I still have one doubt left, how do you add the sounds the characters make, you know, like moans and groans of pleasure.
But if you ever feel like bringing this up to date for the new decade, can I request one addition? That you include tips on how to handle small bits of prose/narrative. between lines of dialogue. So for example, should it be:
"Would you ever try anal?" Amy thought about this for a moment.
"Maybe one day, but it would have to be with a guy I really trusted."
Or should it be:
"Would you ever try anal?"
Amy thought about this for a moment. "Maybe one day, but it would have to be with a guy I really trusted."
Thanks for the great lesson
I had some questions on dialogue. Thank you for this lesson.
Very useful, thanks!
Couple of comments though. This example:
>Which of the following is correct?
>A. "Your cock can't possibly be nine inches long," the doctor said.
>B. "Your cock can't possibly be nine inches long" the doctor said.
>C. "Your cock can't possibly be nine inches long, the doctor said."
I think you need:
D. "Your cock can't possibly be nine inches long", the doctor said.
I was tempted to use that, until I slapped myself. Oh yes, and read some of the other threads about dialogue.
Also, thoughts. If you think something, is it still quoted? I am guessing 'yes' but am not totally confident.
'I wish he would fuck me right now,' Alice thought.
I wish he would fuck me right now, Alice thought.
Or, fuck it:
Alice wished he would fuck her right now.
But that doesn't let you quote her exact inner thoughts.
And finally: single and double quotes. I started a thread on this, and got the feeling that in the UK people tend to use single quotes, and in the USA, double quotes.
"If you don't fuck me, I'll go insane!" she screeched.
'If you don't fuck me, I'll go insane!' she screeched.
i found Your knowledge of successful writing skills, to be most helpful. Thank You for being so kind, as to share this with U/us.
Without a doubt, 'How To' has become my favourite section on Lit tonight! Thank you for this!
If you ever wanted to expand this piece then questions 5 and 6 demonstrated the use of the comma in ways that you did not discuss.
Thank you for sharing this information with us. I have had so much trouble writing in third person because of what you just taught right here. Not only will this help me with my adult stories, it will help me with my mainstream ones as well. Thanks again, and I am always open to anything more you'd like to teach us.
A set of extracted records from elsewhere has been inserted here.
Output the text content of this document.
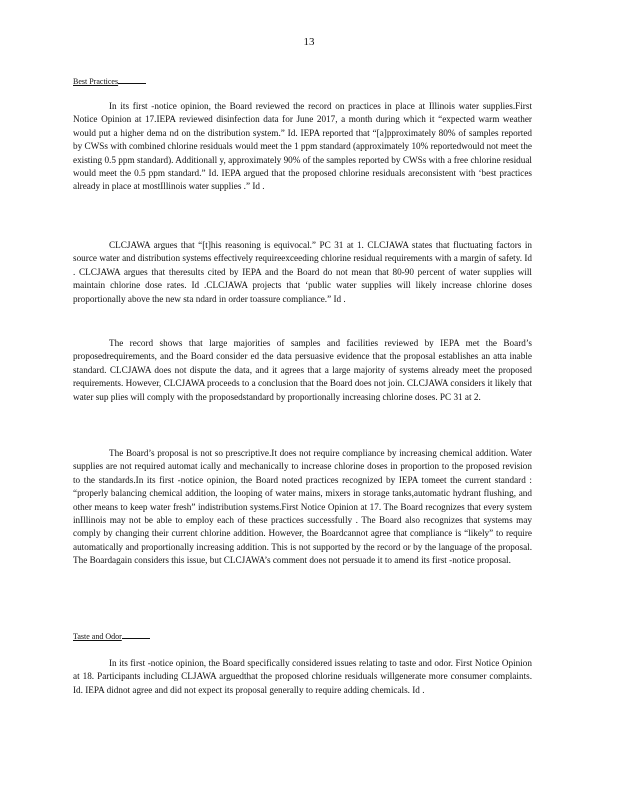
13
Best Practices

In its first -notice opinion, the Board reviewed the record on practices in place at Illinois water supplies.First Notice Opinion at 17.IEPA reviewed disinfection data for June 2017, a month during which it “expected warm weather would put a higher dema nd on the distribution system.” Id. IEPA reported that “[a]pproximately 80% of samples reported by CWSs with combined chlorine residuals would meet the 1 ppm standard (approximately 10% reportedwould not meet the existing 0.5 ppm standard). Additionall y, approximately 90% of the samples reported by CWSs with a free chlorine residual would meet the 0.5 ppm standard.” Id. IEPA argued that the proposed chlorine residuals areconsistent with ‘best practices already in place at mostIllinois water supplies .” Id .

CLCJAWA argues that “[t]his reasoning is equivocal.” PC 31 at 1. CLCJAWA states that fluctuating factors in source water and distribution systems effectively requireexceeding chlorine residual requirements with a margin of safety. Id . CLCJAWA argues that theresults cited by IEPA and the Board do not mean that 80-90 percent of water supplies will maintain chlorine dose rates. Id .CLCJAWA projects that ‘public water supplies will likely increase chlorine doses proportionally above the new sta ndard in order toassure compliance.” Id .

The record shows that large majorities of samples and facilities reviewed by IEPA met the Board’s proposedrequirements, and the Board consider ed the data persuasive evidence that the proposal establishes an atta inable standard. CLCJAWA does not dispute the data, and it agrees that a large majority of systems already meet the proposed requirements. However, CLCJAWA proceeds to a conclusion that the Board does not join. CLCJAWA considers it likely that water sup plies will comply with the proposedstandard by proportionally increasing chlorine doses. PC 31 at 2.

The Board’s proposal is not so prescriptive.It does not require compliance by increasing chemical addition. Water supplies are not required automat ically and mechanically to increase chlorine doses in proportion to the proposed revision to the standards.In its first -notice opinion, the Board noted practices recognized by IEPA tomeet the current standard : “properly balancing chemical addition, the looping of water mains, mixers in storage tanks,automatic hydrant flushing, and other means to keep water fresh” indistribution systems.First Notice Opinion at 17. The Board recognizes that every system inIllinois may not be able to employ each of these practices successfully . The Board also recognizes that systems may comply by changing their current chlorine addition. However, the Boardcannot agree that compliance is “likely” to require automatically and proportionally increasing addition. This is not supported by the record or by the language of the proposal. The Boardagain considers this issue, but CLCJAWA’s comment does not persuade it to amend its first -notice proposal.

Taste and Odor

In its first -notice opinion, the Board specifically considered issues relating to taste and odor. First Notice Opinion at 18. Participants including CLJAWA arguedthat the proposed chlorine residuals willgenerate more consumer complaints. Id. IEPA didnot agree and did not expect its proposal generally to require adding chemicals. Id .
My very first story, was rejected for the reasons you explained above.
Now all that is left, is to improve my english to avoid my second rejection lol.
This was something that often gives me trouble. I tend to either go too simple or too complicated with dialogue, however I think I'm learning it's more about presentation than about content (if I'm getting that right). I know a bit about grammar rules too, but it mostly applied to essay or formal writing. Dialoguing is not something you get, even if college, unless you take a specific course. Outside of film studies, dialoguing isn't usually addressed,which often annoyed me. Thanks for giving me a refresher, especially about the long paragraph quotes,something I had mostly forgotten. I'm sure you make a great teacher in real life.